On Thursday, April 13, 2017, the SETA Foundation at Washington D.C. hosted a keynote address by H.E. Fikri Işık, Defense Minister of Turkey, followed by a panel discussion, “U.S. Strikes Assad: Toward a New Syria Policy?” During the keynote address, H.E. Işık spoke about his recent meeting with U.S. Secretary of Defense James Mattis and the future of U.S.-Turkey relations. The panel discussion following the address focused on U.S. and Turkish actions in the Middle East, particularly in Syria, as well as what to expect from the Trump administration moving forward. Mr. Kilic B. Kanat of the SETA Foundation at Washington D.C. moderated the discussion with H.E. Işık. Speakers for the panel discussion included Brigadier General Mark Kimmitt, a defense consultant with MTK Defense Consultants; Ambassador James Jeffrey, the Philip Solondz distinguished fellow at The Washington Institute for Near East Policy; and Mr. Kadir Ustun, the executive director of the SETA Foundation at Washington D.C. The panel was moderated by Ms. Barbara Slavin, the acting director of the Atlantic Council’s Future of Iran Initiative.
H.E. Işık opened the event by pointing out that today’s issues are becoming increasingly complicated in these turbulent times. Therefore, it is important that the U.S. and Turkey maintain friendly dialogues in order to maximize the effectiveness of their efforts. H.E. Işık spoke on three main points: the need for nations to protect their people against threats; the notion that no nation can cope with today’s challenges unilaterally; and that cooperative efforts must be made to address global challenges.
H.E. Işık explained that protecting Turkish citizens, and fighting against Daesh, is a priority for Turkey. That is why Turkey launched, and successfully competed, Operation Euphrates Shield. Tens of thousands of local Syrians have returned to their hometowns due to Turkish efforts, H.E. Işık noted. He pointed out that Turkey alone, or any nation acting unilaterally, cannot bring a solution to Syria. He explained the importance of nations acting in solidarity with one another, stating that cohesion is more important than ever. “NATO is not obsolete” asserted H.E. Işık. “Turkey and U.S. must improve their dialogue through consultations and should coordinate more on [their] respective positions,” H.E. Işık said in closing.
During the panel discussion, Ms. Barbara Slavin asked Mr. Kadir Ustun for his impression of the Turkish Defense Minister’s visit and whether or not it had helped address any of the tensions between the U.S. and Turkey.

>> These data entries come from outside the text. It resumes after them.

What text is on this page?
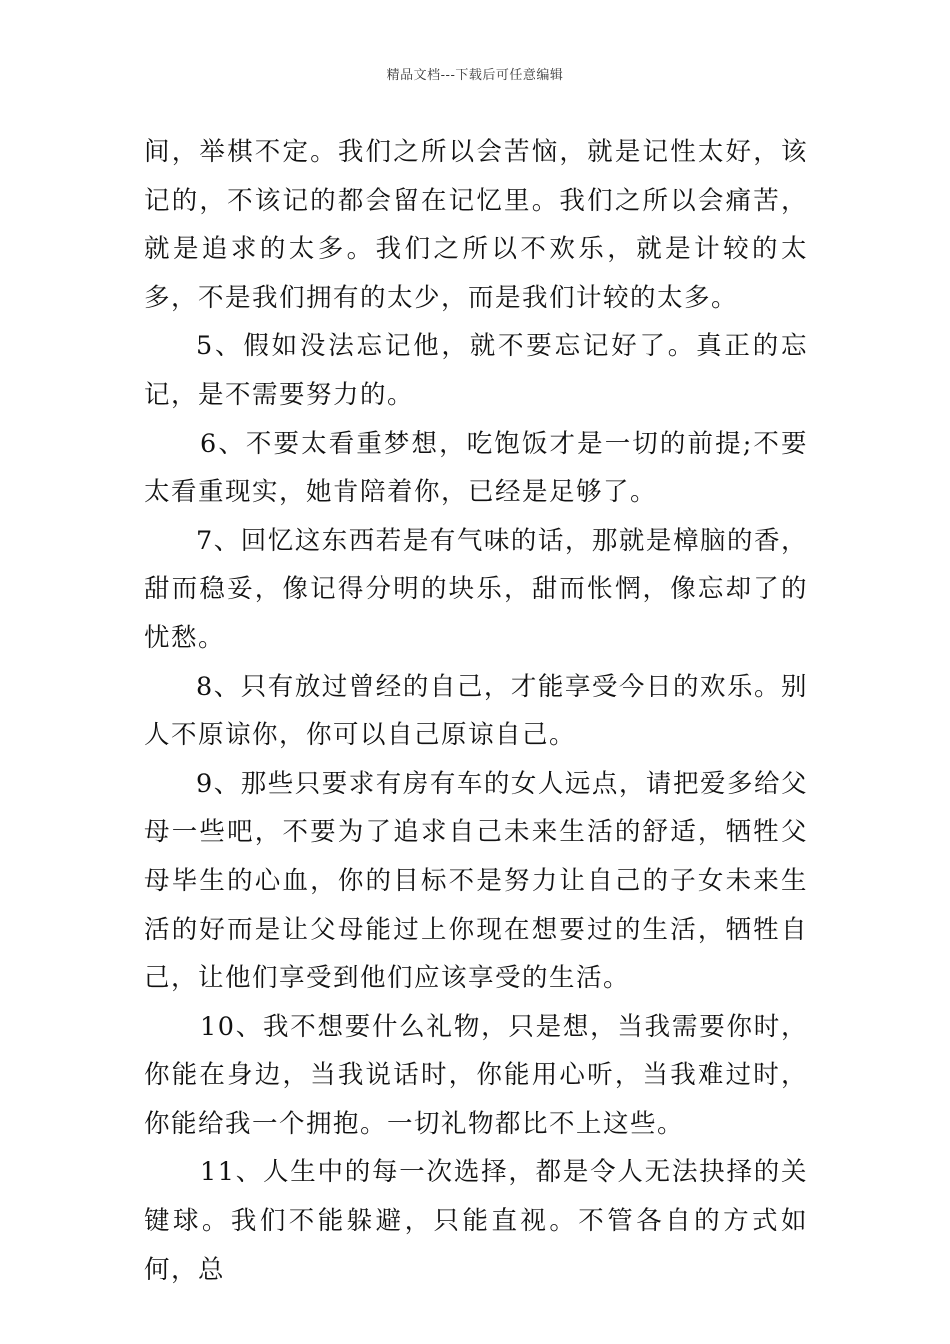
精品文档---下载后可任意编辑

间，举棋不定。我们之所以会苦恼，就是记性太好，该记的，不该记的都会留在记忆里。我们之所以会痛苦，就是追求的太多。我们之所以不欢乐，就是计较的太多，不是我们拥有的太少，而是我们计较的太多。

5、假如没法忘记他，就不要忘记好了。真正的忘记，是不需要努力的。

6、不要太看重梦想，吃饱饭才是一切的前提;不要太看重现实，她肯陪着你，已经是足够了。

7、回忆这东西若是有气味的话，那就是樟脑的香，甜而稳妥，像记得分明的块乐，甜而怅惘，像忘却了的忧愁。

8、只有放过曾经的自己，才能享受今日的欢乐。别人不原谅你，你可以自己原谅自己。

9、那些只要求有房有车的女人远点，请把爱多给父母一些吧，不要为了追求自己未来生活的舒适，牺牲父母毕生的心血，你的目标不是努力让自己的子女未来生活的好而是让父母能过上你现在想要过的生活，牺牲自己，让他们享受到他们应该享受的生活。

10、我不想要什么礼物，只是想，当我需要你时，你能在身边，当我说话时，你能用心听，当我难过时，你能给我一个拥抱。一切礼物都比不上这些。

11、人生中的每一次选择，都是令人无法抉择的关键球。我们不能躲避，只能直视。不管各自的方式如何，总
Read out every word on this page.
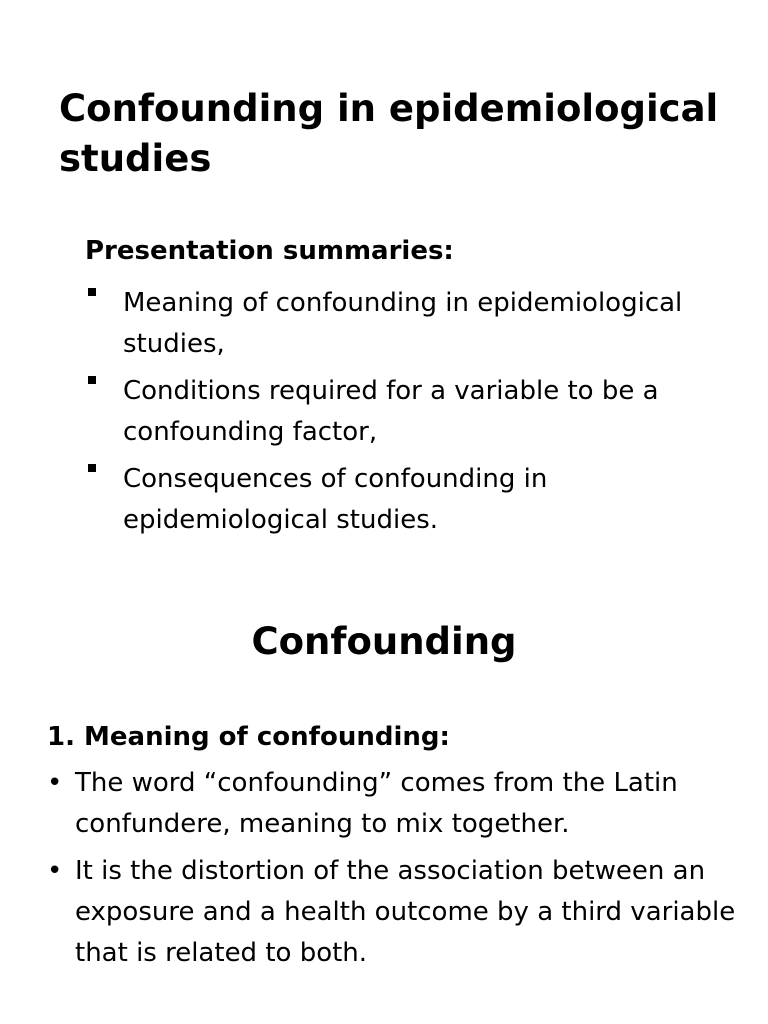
Confounding in epidemiological studies

Presentation summaries:

Meaning of confounding in epidemiological studies,
Conditions required for a variable to be a confounding factor,
Consequences of confounding in epidemiological studies.
Confounding

1. Meaning of confounding:

• The word “confounding” comes from the Latin confundere, meaning to mix together.
• It is the distortion of the association between an exposure and a health outcome by a third variable that is related to both.
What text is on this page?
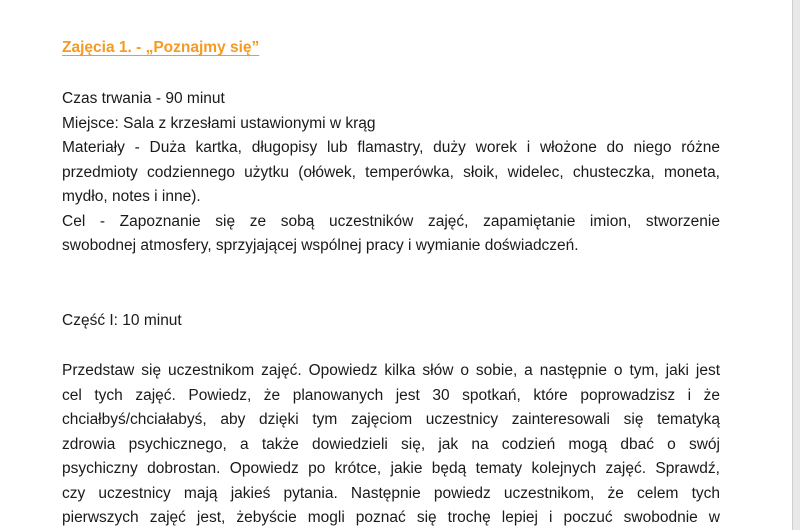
Zajęcia 1. - „Poznajmy się”
Czas trwania - 90 minut
Miejsce: Sala z krzesłami ustawionymi w krąg
Materiały - Duża kartka, długopisy lub flamastry, duży worek i włożone do niego różne
przedmioty codziennego użytku (ołówek, temperówka, słoik, widelec, chusteczka, moneta,
mydło, notes i inne).
Cel - Zapoznanie się ze sobą uczestników zajęć, zapamiętanie imion, stworzenie
swobodnej atmosfery, sprzyjającej wspólnej pracy i wymianie doświadczeń.
Część I: 10 minut
Przedstaw się uczestnikom zajęć. Opowiedz kilka słów o sobie, a następnie o tym, jaki jest
cel tych zajęć. Powiedz, że planowanych jest 30 spotkań, które poprowadzisz i że
chciałbyś/chciałabyś, aby dzięki tym zajęciom uczestnicy zainteresowali się tematyką
zdrowia psychicznego, a także dowiedzieli się, jak na codzień mogą dbać o swój
psychiczny dobrostan. Opowiedz po krótce, jakie będą tematy kolejnych zajęć. Sprawdź,
czy uczestnicy mają jakieś pytania. Następnie powiedz uczestnikom, że celem tych
pierwszych zajęć jest, żebyście mogli poznać się trochę lepiej i poczuć swobodnie w
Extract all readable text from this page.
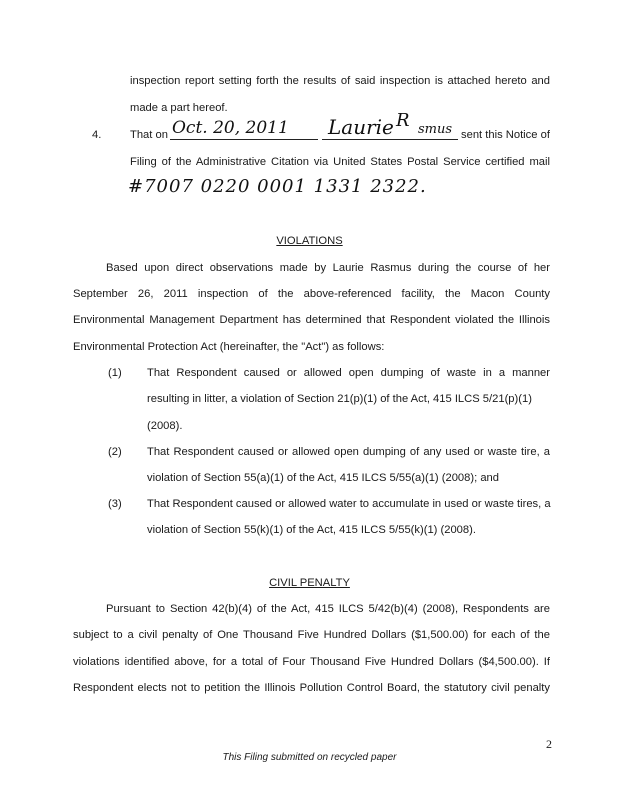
inspection report setting forth the results of said inspection is attached hereto and
made a part hereof.
4.	That on Oct. 20, 2011 Laurie R smus sent this Notice of
Filing of the Administrative Citation via United States Postal Service certified mail
#7007 0220 0001 1331 2322.
VIOLATIONS
Based upon direct observations made by Laurie Rasmus during the course of her
September 26, 2011 inspection of the above-referenced facility, the Macon County
Environmental Management Department has determined that Respondent violated the Illinois
Environmental Protection Act (hereinafter, the "Act") as follows:
(1) That Respondent caused or allowed open dumping of waste in a manner
resulting in litter, a violation of Section 21(p)(1) of the Act, 415 ILCS 5/21(p)(1)
(2008).
(2) That Respondent caused or allowed open dumping of any used or waste tire, a
violation of Section 55(a)(1) of the Act, 415 ILCS 5/55(a)(1) (2008); and
(3) That Respondent caused or allowed water to accumulate in used or waste tires, a
violation of Section 55(k)(1) of the Act, 415 ILCS 5/55(k)(1) (2008).
CIVIL PENALTY
Pursuant to Section 42(b)(4) of the Act, 415 ILCS 5/42(b)(4) (2008), Respondents are
subject to a civil penalty of One Thousand Five Hundred Dollars ($1,500.00) for each of the
violations identified above, for a total of Four Thousand Five Hundred Dollars ($4,500.00). If
Respondent elects not to petition the Illinois Pollution Control Board, the statutory civil penalty
2
This Filing submitted on recycled paper
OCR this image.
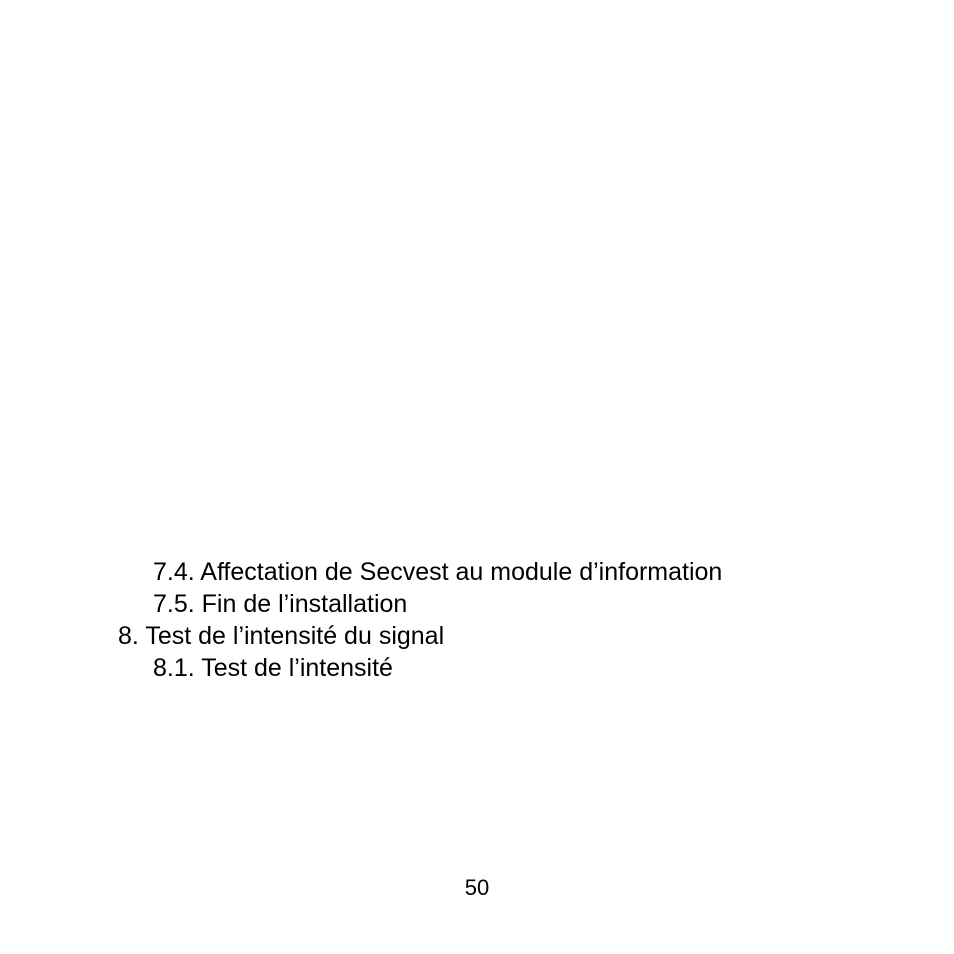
7.4. Affectation de Secvest au module d’information

7.5. Fin de l’installation

8. Test de l’intensité du signal

8.1. Test de l’intensité

50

Mr. Ustun suggested that Turkey had become some disenchanted with former U.S. President Barack Obama and his Syria policy. This led to disagreements about the PYD, among other things. Turkey sees the Trump administration as a new opportunity, he explained. When one examines Turkish statements after after President Trump’s response to the recent chemical attack, it is apparent that Turkey was not as excited as they were in 2013 when President Obama said he would respond. Turkey acknowledged that President Trump’s response was a good thing, but it needs to be built upon. Turkey sees an opportunity, said Mr. Ustun. “Where we go from here and whether or not we get a more comprehensive situation is key,” he stated. Turkey is trying to contribute to that conversation, but remains cautious because of past disappointment with the U.S.
Ms. Lesley Dudden from the SETA Foundation at Washington D.C. asked the panel whether or not U.S.-Turkey relations could be bad enough to where Turkey would revoke U.S. access to Incirlik Air Base and how that would impact U.S. operations in the region.
Brig. Gen. Kimmitt explained that there are plenty of locations for U.S. air and naval forces to operate, providing the example of U.S. bases left in Saudi Arabia. “We want to be in Incirlik, but the U.S. Air Force is flexible and [Incirlik] isn’t a crown jewel [the U.S.] can’t live without.” Brig. Gen. Kimmitt said that it would be detrimental to lose access to the base, but that it would not end the mission. Amb. Jeffrey noted that Incirlik has always been an important logistical hub in the region, but access to Turkish airspace is what is truly vital.